My War with Words

Written on by Kathryn Lerro

I am fighting a losing battle, and I know it.

I want the English language to stop changing. Well, not completely; I don’t mind adding new words and expressions here and there; I just wish the old ones—and the way we use them—didn’t have to change.

I’ll give you an example:

When my daughters and I go out for a meal together and our server approaches the table, greeting us with a cheery, “Hi guys!” I feel my blood pressure rise and I have the overwhelming impulse to loudly state what should be obvious: that I am female and so are my daughters. . . . Clearly, there are no guys at this table! I glance at my girls; I know they know what I’m thinking, and that if I said what I was thinking, they’d be embarrassed. And it wouldn’t do any good anyway. (Apparently “guys” is the new “y’all”—and almost everyone is saying it.)

So I restrain myself.

My native language is changing. And I must adapt.

When I am at home, however, and the language changes are heard on TV, I do not feel the need to restrain myself—nor to adapt. Such as when the commercial for a low-sugar orange juice aired, in which the spokesperson stated that their product had “50% less calories.” My husband always braced himself when that ad ran—preparing for my tirade:

“It’s 50% FEWER calories!! What is wrong with you people?! You’re ruining the English language!!”

(I was thrilled when the ad was replaced with an updated version in which “less” was changed to “fewer.” It seems I wasn’t the only person who was bugged by the misusage, and apparently some of those other people actually took the initiative to write to the company instead of just shouting at their TV sets.)
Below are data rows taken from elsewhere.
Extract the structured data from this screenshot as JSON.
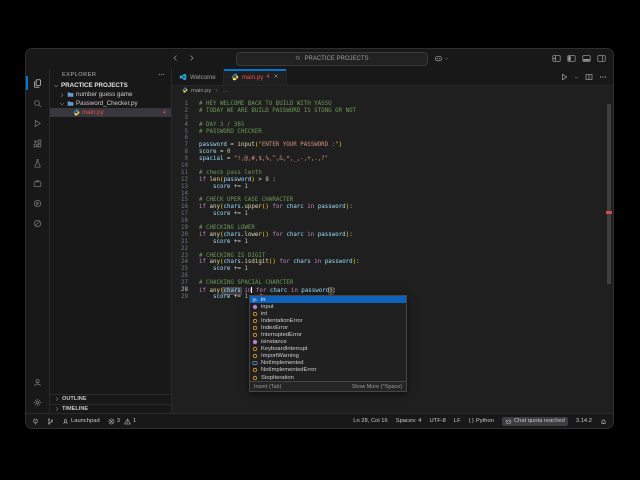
{
  "title_bar": {
    "search": "PRACTICE PROJECTS",
    "nav_icons": [
      "arrow-left",
      "arrow-right"
    ],
    "right_menu_icons": [
      "copilot-menu",
      "chevron-down"
    ],
    "layout_icons": [
      "layout-customize",
      "layout-sidebar-left",
      "layout-panel",
      "layout-sidebar-right"
    ]
  },
  "activity_bar": {
    "top": [
      {
        "icon": "explorer",
        "active": true
      },
      {
        "icon": "search",
        "active": false
      },
      {
        "icon": "run-debug",
        "active": false
      },
      {
        "icon": "extensions",
        "active": false
      },
      {
        "icon": "testing",
        "active": false
      },
      {
        "icon": "remote-explorer",
        "active": false
      },
      {
        "icon": "run-circle",
        "active": false
      },
      {
        "icon": "live-share",
        "active": false
      }
    ],
    "bottom": [
      {
        "icon": "account",
        "active": false
      },
      {
        "icon": "settings",
        "active": false
      }
    ]
  },
  "sidebar": {
    "header": "EXPLORER",
    "header_action_icon": "more-actions",
    "tree": [
      {
        "label": "PRACTICE PROJECTS",
        "kind": "root",
        "chevron": "down",
        "bold": true
      },
      {
        "label": "number guess game",
        "kind": "folder",
        "chevron": "right"
      },
      {
        "label": "Password_Checker.py",
        "kind": "folder",
        "chevron": "down"
      },
      {
        "label": "main.py",
        "kind": "python-file",
        "selected": true,
        "error": true,
        "badge": "4"
      }
    ],
    "panels": [
      {
        "label": "OUTLINE"
      },
      {
        "label": "TIMELINE"
      }
    ]
  },
  "editor": {
    "tabs": [
      {
        "label": "Welcome",
        "icon": "vscode",
        "active": false,
        "error": false,
        "badge": "",
        "closable": false
      },
      {
        "label": "main.py",
        "icon": "python",
        "active": true,
        "error": true,
        "badge": "4",
        "closable": true
      }
    ],
    "actions": [
      "run",
      "chevron-down",
      "split-editor",
      "more-actions"
    ],
    "breadcrumb": {
      "file": "main.py",
      "rest": "…"
    },
    "cursor_position": "Ln 28, Col 16",
    "lines": [
      {
        "n": 1,
        "t": [
          [
            "c",
            "# HEY WELCOME BACK TO BUILD WITH YASSU"
          ]
        ]
      },
      {
        "n": 2,
        "t": [
          [
            "c",
            "# TODAY WE ARE BUILD PASSWORD IS STONG OR NOT"
          ]
        ]
      },
      {
        "n": 3,
        "t": []
      },
      {
        "n": 4,
        "t": [
          [
            "c",
            "# DAY 3 / 365"
          ]
        ]
      },
      {
        "n": 5,
        "t": [
          [
            "c",
            "# PASSWORD CHECKER"
          ]
        ]
      },
      {
        "n": 6,
        "t": []
      },
      {
        "n": 7,
        "t": [
          [
            "v",
            "password"
          ],
          [
            "o",
            " = "
          ],
          [
            "f",
            "input"
          ],
          [
            "b",
            "("
          ],
          [
            "s",
            "\"ENTER YOUR PASSWORD :\""
          ],
          [
            "b",
            ")"
          ]
        ]
      },
      {
        "n": 8,
        "t": [
          [
            "v",
            "score"
          ],
          [
            "o",
            " = "
          ],
          [
            "n",
            "0"
          ]
        ]
      },
      {
        "n": 9,
        "t": [
          [
            "v",
            "spacial"
          ],
          [
            "o",
            " = "
          ],
          [
            "s",
            "\"!,@,#,$,%,^,&,*,_,-,+,.,?\""
          ]
        ]
      },
      {
        "n": 10,
        "t": []
      },
      {
        "n": 11,
        "t": [
          [
            "c",
            "# check pass lenth"
          ]
        ]
      },
      {
        "n": 12,
        "t": [
          [
            "k",
            "if "
          ],
          [
            "f",
            "len"
          ],
          [
            "b",
            "("
          ],
          [
            "v",
            "password"
          ],
          [
            "b",
            ")"
          ],
          [
            "o",
            " > "
          ],
          [
            "n",
            "8"
          ],
          [
            "o",
            " :"
          ]
        ]
      },
      {
        "n": 13,
        "t": [
          [
            "p",
            "    "
          ],
          [
            "v",
            "score"
          ],
          [
            "o",
            " += "
          ],
          [
            "n",
            "1"
          ]
        ]
      },
      {
        "n": 14,
        "t": []
      },
      {
        "n": 15,
        "t": [
          [
            "c",
            "# CHECK UPER CASE CHARACTER"
          ]
        ]
      },
      {
        "n": 16,
        "t": [
          [
            "k",
            "if "
          ],
          [
            "f",
            "any"
          ],
          [
            "b",
            "("
          ],
          [
            "v",
            "chars"
          ],
          [
            "p",
            "."
          ],
          [
            "f",
            "upper"
          ],
          [
            "b",
            "()"
          ],
          [
            "p",
            " "
          ],
          [
            "k",
            "for"
          ],
          [
            "v",
            " charc "
          ],
          [
            "k",
            "in"
          ],
          [
            "v",
            " password"
          ],
          [
            "b",
            ")"
          ],
          [
            "p",
            ":"
          ]
        ]
      },
      {
        "n": 17,
        "t": [
          [
            "p",
            "    "
          ],
          [
            "v",
            "score"
          ],
          [
            "o",
            " += "
          ],
          [
            "n",
            "1"
          ]
        ]
      },
      {
        "n": 18,
        "t": []
      },
      {
        "n": 19,
        "t": [
          [
            "c",
            "# CHECKING LOWER"
          ]
        ]
      },
      {
        "n": 20,
        "t": [
          [
            "k",
            "if "
          ],
          [
            "f",
            "any"
          ],
          [
            "b",
            "("
          ],
          [
            "v",
            "chars"
          ],
          [
            "p",
            "."
          ],
          [
            "f",
            "lower"
          ],
          [
            "b",
            "()"
          ],
          [
            "p",
            " "
          ],
          [
            "k",
            "for"
          ],
          [
            "v",
            " charc "
          ],
          [
            "k",
            "in"
          ],
          [
            "v",
            " password"
          ],
          [
            "b",
            ")"
          ],
          [
            "p",
            ":"
          ]
        ]
      },
      {
        "n": 21,
        "t": [
          [
            "p",
            "    "
          ],
          [
            "v",
            "score"
          ],
          [
            "o",
            " += "
          ],
          [
            "n",
            "1"
          ]
        ]
      },
      {
        "n": 22,
        "t": []
      },
      {
        "n": 23,
        "t": [
          [
            "c",
            "# CHECKING IS DIGIT"
          ]
        ]
      },
      {
        "n": 24,
        "t": [
          [
            "k",
            "if "
          ],
          [
            "f",
            "any"
          ],
          [
            "b",
            "("
          ],
          [
            "v",
            "chars"
          ],
          [
            "p",
            "."
          ],
          [
            "f",
            "isdigit"
          ],
          [
            "b",
            "()"
          ],
          [
            "p",
            " "
          ],
          [
            "k",
            "for"
          ],
          [
            "v",
            " chars "
          ],
          [
            "k",
            "in"
          ],
          [
            "v",
            " password"
          ],
          [
            "b",
            ")"
          ],
          [
            "p",
            ":"
          ]
        ]
      },
      {
        "n": 25,
        "t": [
          [
            "p",
            "    "
          ],
          [
            "v",
            "score"
          ],
          [
            "o",
            " += "
          ],
          [
            "n",
            "1"
          ]
        ]
      },
      {
        "n": 26,
        "t": []
      },
      {
        "n": 27,
        "t": [
          [
            "c",
            "# CHACKING SPACIAL CHARCTER"
          ]
        ]
      },
      {
        "n": 28,
        "active": true,
        "t": [
          [
            "k",
            "if "
          ],
          [
            "f",
            "any"
          ],
          [
            "b",
            "("
          ],
          [
            "vb",
            "chars"
          ],
          [
            "k",
            " in"
          ],
          [
            "cur",
            ""
          ],
          [
            "p",
            " "
          ],
          [
            "ke",
            "for"
          ],
          [
            "v",
            " charc "
          ],
          [
            "k",
            "in"
          ],
          [
            "v",
            " password"
          ],
          [
            "bb",
            ")"
          ],
          [
            "p",
            ":"
          ]
        ]
      },
      {
        "n": 29,
        "t": [
          [
            "p",
            "    "
          ],
          [
            "v",
            "score"
          ],
          [
            "o",
            " += "
          ],
          [
            "n",
            "1"
          ]
        ]
      }
    ]
  },
  "suggest": {
    "items": [
      {
        "label": "in",
        "kind": "keyword",
        "selected": true
      },
      {
        "label": "input",
        "kind": "method",
        "selected": false
      },
      {
        "label": "int",
        "kind": "class",
        "selected": false
      },
      {
        "label": "IndentationError",
        "kind": "class",
        "selected": false
      },
      {
        "label": "IndexError",
        "kind": "class",
        "selected": false
      },
      {
        "label": "InterruptedError",
        "kind": "class",
        "selected": false
      },
      {
        "label": "isinstance",
        "kind": "method",
        "selected": false
      },
      {
        "label": "KeyboardInterrupt",
        "kind": "class",
        "selected": false
      },
      {
        "label": "ImportWarning",
        "kind": "class",
        "selected": false
      },
      {
        "label": "NotImplemented",
        "kind": "variable",
        "selected": false
      },
      {
        "label": "NotImplementedError",
        "kind": "class",
        "selected": false
      },
      {
        "label": "StopIteration",
        "kind": "class",
        "selected": false
      }
    ],
    "footer_left": "Insert (Tab)",
    "footer_right": "Show More (^Space)"
  },
  "status_bar": {
    "left": [
      {
        "icon": "remote",
        "label": ""
      },
      {
        "icon": "git-branch",
        "label": ""
      },
      {
        "icon": "rocket",
        "label": "Launchpad"
      },
      {
        "parts": [
          {
            "icon": "error",
            "label": "3"
          },
          {
            "icon": "warning",
            "label": "1"
          }
        ]
      }
    ],
    "right": [
      {
        "label": "Ln 28, Col 16"
      },
      {
        "label": "Spaces: 4"
      },
      {
        "label": "UTF-8"
      },
      {
        "label": "LF"
      },
      {
        "icon": "braces",
        "label": "Python"
      },
      {
        "icon": "copilot",
        "label": "Chat quota reached",
        "boxed": true
      },
      {
        "label": "3.14.2"
      },
      {
        "icon": "bell",
        "label": ""
      }
    ]
  },
  "colors": {
    "accent_blue": "#0078d4",
    "error_red": "#f14c4c",
    "suggest_selected": "#0e62b9",
    "token_comment": "#6A9955",
    "token_keyword": "#C586C0",
    "token_function": "#DCDCAA",
    "token_variable": "#9CDCFE",
    "token_string": "#CE9178",
    "token_number": "#B5CEA8",
    "token_default": "#D4D4D4",
    "token_bracket": "#FFD700",
    "kind_method": "#B180D7",
    "kind_class": "#EE9D28",
    "kind_keyword": "#CFCFCF",
    "kind_variable": "#75BEFF",
    "python_blue": "#4584b6",
    "python_yellow": "#ffde57"
  }
}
Sometimes changes in language annoy me—not because they are incorrect in terms of grammar or gender, but because they take some of the grace out of the way we communicate. For instance, when I thank someone, I expect they’ll respond by saying “You’re welcome,” or “My pleasure.” When they instead say, “Not a problem,” it bothers me. Because in the back of my brain I find myself thinking that since they unexpectedly introduced the word “problem” into our exchange, perhaps it really was a problem . . . perhaps they didn’t really want to help me . . . perhaps I actually inconvenienced them.

(I was pleasantly surprised the first time a Wal-Mart employee responded to my “Thank you” by saying, “Happy to help.” I was even more pleased when I learned that Happy to Help is a corporate campaign, which meant I could expect to hear it again and again. If, to today’s Americans, saying “You’re welcome” seems too formal, and “My pleasure” seems old fashioned, I think “Happy to help” is a good replacement: it is both casual and gracious. So, thank you very much, Wal-Mart; I hope this catches on!)

I’ve wondered why changes in language bother me so much. I mean, as long as we still understand one another, do the changes really matter? As I considered this, I remembered how my Aunt Joey hated the fact that people in the 1960s had widely begun to refer to children as “kids.”

“They are children!” she’d say, “They aren’t goats!”

She was normally very easygoing, so it seemed odd to me at the time—that this would bother her so much. But in retrospect, I think I know why it did. My Aunt Joey, who would have been an excellent mother, was unable to have children. I think maybe she felt that referring to children as goats was demeaning, and that parents who did so didn’t understand how very blessed they were to have them.

As for me, maybe—just maybe—I hold on with white knuckles to language as I knew it when I was younger because it somehow reminds me of other things that I wish hadn’t changed . . . things which I would have held onto if I could have . . . things which I will never experience again.

Like hearing my husband’s truck rumble into the driveway of the house where our girls grew up, then watching him come in the front door in his flight suit—tired but smiling, telling me about the events of the day at the job he loved so much.

Or watching my daughter Alexis, at 17, sitting up high on a lifeguard stand in her red speedo with the white cross on it, her hair long and blonde, the summer before her senior year of high school.

Or hugging my daughter Alison, at 11, her lanky frame folded into my own, freckles sprinkled across her nose in the shape of the little dipper, the year before the mysterious symptoms began, before the start of the sickness that nearly took her from us.

Loss.

Can it be that simple? That my problem with language is just my way of lashing out at loss?

Loss is an inevitable element in every life. We will all experience it and we all have to find ways to cope with it. Maybe trying to keep the English language from devolving into something unrecognizable is not an exercise in frustration for me . . . perhaps it’s actually healthy.

So I’ll keep it up. I’ll keep yelling at my TV, and, hey guys, I may even write a few letters.